Rising debt costs chill global real estate outlook
As the cost of debt nudges higher than potential yield, real estate investors are re-evaluating their exposure to the sector.
Global real estate investors entered the year in buoyant mood. Many property sectors racked up bumper returns in 2021. Globally, self-storage and industrial assets, for example, achieved total returns of 77.5% and 50.9% respectively, according to the National Association of Real Estate Investment Trusts (Nareit).
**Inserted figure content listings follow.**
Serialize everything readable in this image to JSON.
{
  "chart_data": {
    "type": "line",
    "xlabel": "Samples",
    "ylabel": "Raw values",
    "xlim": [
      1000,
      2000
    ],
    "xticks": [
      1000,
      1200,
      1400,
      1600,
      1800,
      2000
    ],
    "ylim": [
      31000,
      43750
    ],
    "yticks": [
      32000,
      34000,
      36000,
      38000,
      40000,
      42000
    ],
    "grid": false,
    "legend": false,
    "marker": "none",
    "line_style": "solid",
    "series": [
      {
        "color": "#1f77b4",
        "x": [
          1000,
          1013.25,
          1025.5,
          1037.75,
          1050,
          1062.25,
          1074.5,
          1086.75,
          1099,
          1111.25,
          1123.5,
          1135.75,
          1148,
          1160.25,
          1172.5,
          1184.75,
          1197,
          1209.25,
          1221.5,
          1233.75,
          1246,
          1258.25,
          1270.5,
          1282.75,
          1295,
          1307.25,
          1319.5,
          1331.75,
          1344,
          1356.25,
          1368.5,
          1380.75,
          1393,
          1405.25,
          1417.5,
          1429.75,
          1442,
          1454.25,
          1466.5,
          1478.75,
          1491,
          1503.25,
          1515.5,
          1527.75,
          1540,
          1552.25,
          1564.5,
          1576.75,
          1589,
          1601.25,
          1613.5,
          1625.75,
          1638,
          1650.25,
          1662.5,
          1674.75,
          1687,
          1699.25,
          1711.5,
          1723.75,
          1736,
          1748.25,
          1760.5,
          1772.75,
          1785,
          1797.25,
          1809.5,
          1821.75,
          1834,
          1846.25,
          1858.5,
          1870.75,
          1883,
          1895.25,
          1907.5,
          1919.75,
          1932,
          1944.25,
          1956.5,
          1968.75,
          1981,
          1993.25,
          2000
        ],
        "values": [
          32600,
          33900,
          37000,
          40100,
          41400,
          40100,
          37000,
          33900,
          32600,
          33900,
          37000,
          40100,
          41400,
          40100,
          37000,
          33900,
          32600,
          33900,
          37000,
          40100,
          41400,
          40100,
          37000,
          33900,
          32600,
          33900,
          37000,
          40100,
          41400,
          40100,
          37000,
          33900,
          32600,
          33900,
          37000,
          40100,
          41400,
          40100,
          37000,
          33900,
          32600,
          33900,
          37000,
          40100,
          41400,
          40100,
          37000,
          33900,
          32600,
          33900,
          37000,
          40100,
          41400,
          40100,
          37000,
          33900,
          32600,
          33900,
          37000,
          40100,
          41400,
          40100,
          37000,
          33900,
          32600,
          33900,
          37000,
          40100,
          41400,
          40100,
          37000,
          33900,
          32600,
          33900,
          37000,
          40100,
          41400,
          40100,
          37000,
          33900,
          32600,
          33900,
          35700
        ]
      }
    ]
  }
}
Investment activity continued in a similar vein into this year, with global volumes 13% higher in the first six months of 2022 compared with the same period in 2021, Savills data shows.
But with central banks around the world beginning to raise interest rates to tackle surging inflation, real estate investors who had grown accustomed to cheap borrowing are now facing the prospect of far costlier loans, in some cases at rates that were higher than the yields available in the underlying real estate assets.
“When swap rates were lower, the typical all-in debt costs for most European markets were around 100 basis points, which meant leveraged investors could still buy real estate assets even at yields of around 2.5% to 3%,” says Craig Wright, head of European real estate investment research at Abrdn.
“At that level, you can still make your return targets, but with the cost of debt going up roughly 200bp, that means the cost of debt in many cases is in excess of the yield that you’d get on the asset; therefore debt is not adding to performance anymore.”